No cases of hypotension or bradycardia were reported in either study group, since both fentanyl and low-dose dexmedetomidine were infused slowly over 4 minutes, instead of in a quick bolus. The HR was significantly lower at most time points in the dexmedetomidine group. However, MAP was normal in all patients. The maximum decrease in mean HR from baseline in the dexmedetomidine group was 26% and the maximum decrease in MAP was 17%, which was clinically insignificant. Chen et al. [17] reported a similar decrease in HR of less than 30% from the baseline following the administration of dexmedetomidine at doses of 0.25 and 0.5 µg/kg in children. However, this difference was clinically insignificant, and no patient required any additional treatment.

In the dexmedetomidine group, all children were calm post-extubation and had significantly lower RASS and CHEOPS scores with no incidence of emergence agitation.

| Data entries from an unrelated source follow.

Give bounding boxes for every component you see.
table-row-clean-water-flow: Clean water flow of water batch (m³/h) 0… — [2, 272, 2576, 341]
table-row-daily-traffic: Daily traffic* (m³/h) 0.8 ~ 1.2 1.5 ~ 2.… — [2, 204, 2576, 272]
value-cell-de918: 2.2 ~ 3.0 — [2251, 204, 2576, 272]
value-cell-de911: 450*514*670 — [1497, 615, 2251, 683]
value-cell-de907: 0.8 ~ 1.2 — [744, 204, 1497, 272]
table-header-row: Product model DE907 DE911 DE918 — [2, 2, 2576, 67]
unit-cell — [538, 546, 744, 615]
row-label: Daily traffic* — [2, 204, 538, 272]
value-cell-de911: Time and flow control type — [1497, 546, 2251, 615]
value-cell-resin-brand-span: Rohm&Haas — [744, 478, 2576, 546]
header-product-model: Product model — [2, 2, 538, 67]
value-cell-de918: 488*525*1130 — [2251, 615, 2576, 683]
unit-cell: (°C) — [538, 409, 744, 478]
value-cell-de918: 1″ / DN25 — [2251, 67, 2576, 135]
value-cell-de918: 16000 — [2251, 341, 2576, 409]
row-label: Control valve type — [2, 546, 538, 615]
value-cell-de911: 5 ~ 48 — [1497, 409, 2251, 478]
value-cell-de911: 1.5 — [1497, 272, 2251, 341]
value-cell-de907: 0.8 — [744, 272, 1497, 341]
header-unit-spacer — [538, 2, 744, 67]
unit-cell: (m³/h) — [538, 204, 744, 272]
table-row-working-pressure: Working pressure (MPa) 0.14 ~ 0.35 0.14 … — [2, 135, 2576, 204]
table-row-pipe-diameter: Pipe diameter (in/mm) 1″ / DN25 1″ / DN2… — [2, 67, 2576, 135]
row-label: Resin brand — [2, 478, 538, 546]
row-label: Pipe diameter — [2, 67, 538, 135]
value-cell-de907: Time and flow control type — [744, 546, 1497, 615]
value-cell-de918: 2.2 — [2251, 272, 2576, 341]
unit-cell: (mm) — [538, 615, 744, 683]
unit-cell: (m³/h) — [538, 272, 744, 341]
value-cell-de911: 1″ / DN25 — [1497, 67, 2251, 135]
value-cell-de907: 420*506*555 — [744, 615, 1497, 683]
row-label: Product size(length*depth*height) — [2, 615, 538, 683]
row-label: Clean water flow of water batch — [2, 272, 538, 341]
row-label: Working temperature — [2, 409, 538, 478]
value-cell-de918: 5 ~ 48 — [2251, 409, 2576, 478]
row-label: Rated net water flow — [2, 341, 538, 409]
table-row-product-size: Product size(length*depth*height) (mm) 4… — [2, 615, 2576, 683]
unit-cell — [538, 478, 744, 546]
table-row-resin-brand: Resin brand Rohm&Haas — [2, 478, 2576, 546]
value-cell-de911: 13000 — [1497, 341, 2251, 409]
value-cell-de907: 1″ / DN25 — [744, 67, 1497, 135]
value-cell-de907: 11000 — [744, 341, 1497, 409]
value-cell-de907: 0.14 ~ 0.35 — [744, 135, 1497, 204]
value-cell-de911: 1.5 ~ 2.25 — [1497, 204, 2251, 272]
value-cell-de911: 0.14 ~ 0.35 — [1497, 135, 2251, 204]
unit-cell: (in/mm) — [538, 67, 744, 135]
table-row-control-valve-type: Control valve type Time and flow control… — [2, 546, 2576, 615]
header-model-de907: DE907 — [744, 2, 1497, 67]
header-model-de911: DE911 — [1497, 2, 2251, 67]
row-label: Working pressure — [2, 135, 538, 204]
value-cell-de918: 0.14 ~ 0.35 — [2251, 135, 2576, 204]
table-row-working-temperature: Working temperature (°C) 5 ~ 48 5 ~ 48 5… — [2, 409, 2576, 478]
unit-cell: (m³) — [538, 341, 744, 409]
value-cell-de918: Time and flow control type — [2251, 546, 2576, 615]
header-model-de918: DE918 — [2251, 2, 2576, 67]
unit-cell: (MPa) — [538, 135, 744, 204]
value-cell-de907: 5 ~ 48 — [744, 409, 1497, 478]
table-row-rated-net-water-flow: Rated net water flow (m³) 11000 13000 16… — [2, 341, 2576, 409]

Our findings support the high-quality evidence from a recent meta-analysis by Zhang et al. [33], which demonstrated the benefits of maintenance infusion of dexmedetomidine on emergence agitation in children. Our findings also demonstrate that dexmedetomidine minimizes PONV and the need for rescue analgesia without delaying discharge from the PACU. These findings are consistent with those of earlier meta-analyses [333435].

Our study had two main limitations. First, we did not include a placebo-controlled group; unfortunately, this was not feasible, as not administering any opioid or non-opioid analgesic can trigger acute emergence delirium, and ambulatory anesthesia may not be possible due to parents’ apprehension due to the children's unusual behavior post-procedure. Second, we compared fentanyl and dexmedetomidine based on their optimum and safe dosing for ambulatory procedures, without considering their equivalent doses. To further elucidate our findings, a future pharmacokinetic/pharmacodynamic clinical dose-response study may be necessary.

In conclusion, fentanyl and low-dose dexmedetomidine were comparable in terms of safety, analgesic requirement, and length of PACU stay. Our findings showed a rapid and smooth recovery with low-dose dexmedetomidine than fentanyl, which implies that dexmedetomidine at a dose < 0.4 µg/kg can be used safely as an opioid substitute. Multi-centric studies incorporating a wide range of cases and procedure settings in the pediatric population are warranted to establish the promising role of low-dose dexmedetomidine as an opioid substitute for GA.